I find this problematic because once you’re monetising on the basis of subscription, you’ve changed the revenue model. In our current system, BUMMERs offer services for free to attract people. People are attracted to those services and provide data by using them. Data is then the crude oil which is refined and then sold on to advertisers, and that’s how BUMMERs make their money.
In Lanier’s proposed subscription model, the popularity of your posts wouldn’t increase revenue unless your posts resulted in more people adopting subscriptions for the given services, so I’m not sure why BUMMERs would feel inclined to pay users for their contributions. It wouldn’t make financial sense for them to. Remember, according to this suggestion, we’ve stripped away the whole ad-revenue model, and so in theory, popularity (which is really only useful as “engagement”) doesn’t matter any more. Subscriptions do.
Furthermore, Lanier partially concludes the argument with “It just isn’t right to tell people they are no longer valuable to society when the biggest companies exist only because of data that comes from those same people”. I’m an economic layperson, so take everything I’ve just said with a huge grain of salt – but I have a slight problem with this too. Yes, the companies only exist because of the data that comes from those same people, but as Lanier alludes to throughout the book, the monetary value these companies accrue comes from their ability to use that data to modify behaviour and provide services to advertisers. I’m on board with the underlying sentiment, and the overall sense that we should try to create a fairer way to redistribute the spoils of mass data mining, but this argument in particular wasn’t a very strong one for me.

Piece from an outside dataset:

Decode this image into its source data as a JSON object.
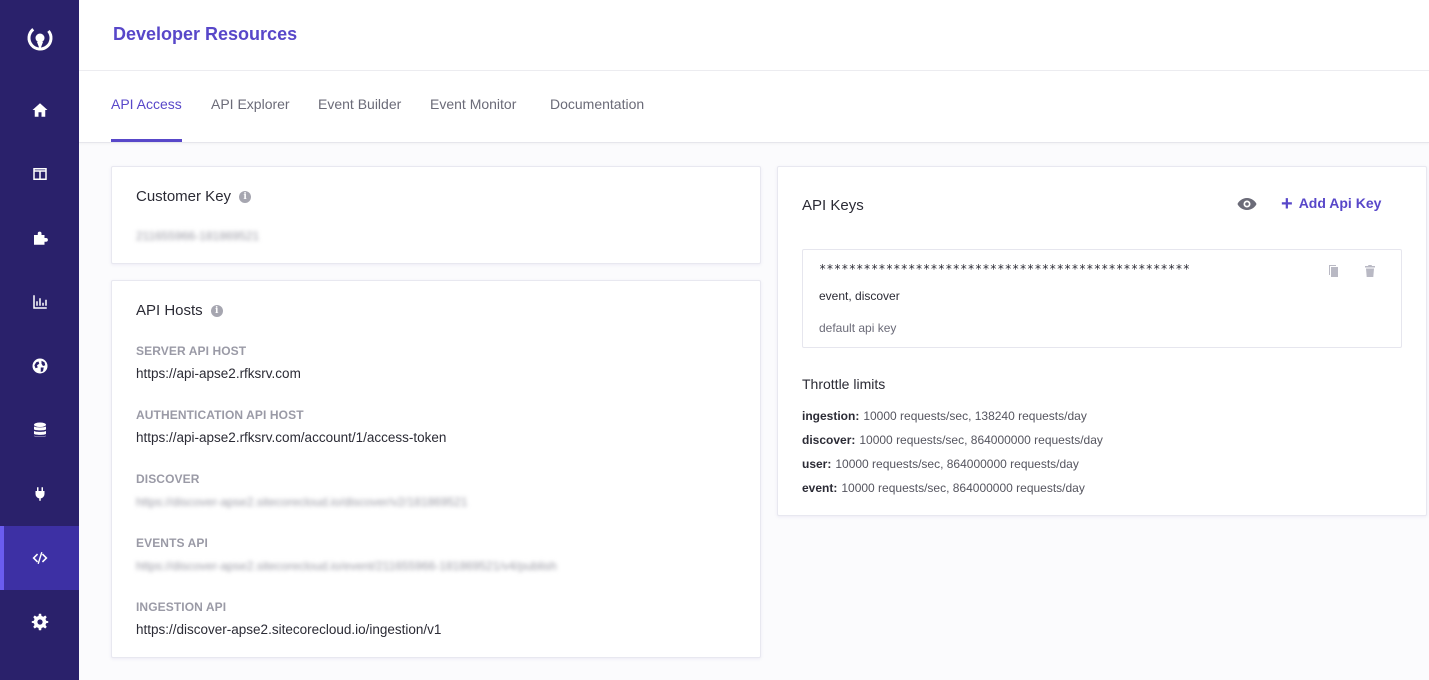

Okay, now the stronger arguments: “You are losing your free will”, “Social media is destroying your capacity for empathy” and “Social media hates your soul arguments” were all persuasive and passionate. If you only read one argument in the entire book, I recommend that it’s the one on free will, as that’s the most gripping argument for both citizens and individuals.
Arguments aside, there are more things that the book could’ve covered, and there aren’t many compelling solutions to accompany the plea to delete social media accounts. When I’ve spoken to people about my own experience deleting social media accounts, they tend to ask me questions like “How’d you keep up with events?” and “Don’t you miss out on things?” or “How’d you stay up to date?”. In fact, if you speak to people about social media, and you’ll soon discover that most people aren’t in love with it. They dislike it, and often want to it quit too. It isn’t hard to persuade people that social media is deleterious. It is however, very hard to persuade people that social media is not indispensable. On that basis, Lanier was a little remiss to not explore these common objections and queries a little further. So, prospective reader, you should know that Ten Arguments is more of a polemic than it is a primer. For practical guidance on actually getting by with substantially less / no social media at all, I highly recommend Catherine Price’s How to Break Up with Your Phone.
Back to Ten Arguments. In the wake of the Cambridge Analytica scandal, Russia’s alleged tampering of the recent US presidential election, revenge porn, tribalism and tax avoidance, this book is important. It is a civic duty to examine your (yes, YOU!) relationship with social media given our present zeitgeist, and that’s precisely what Ten Arguments forces you to do. With that in mind, think of Ten Arguments as an examining body, and take an opportunity to examine your relationship with these “indispensable” services, and the impact of your relationship on society, by reading this book.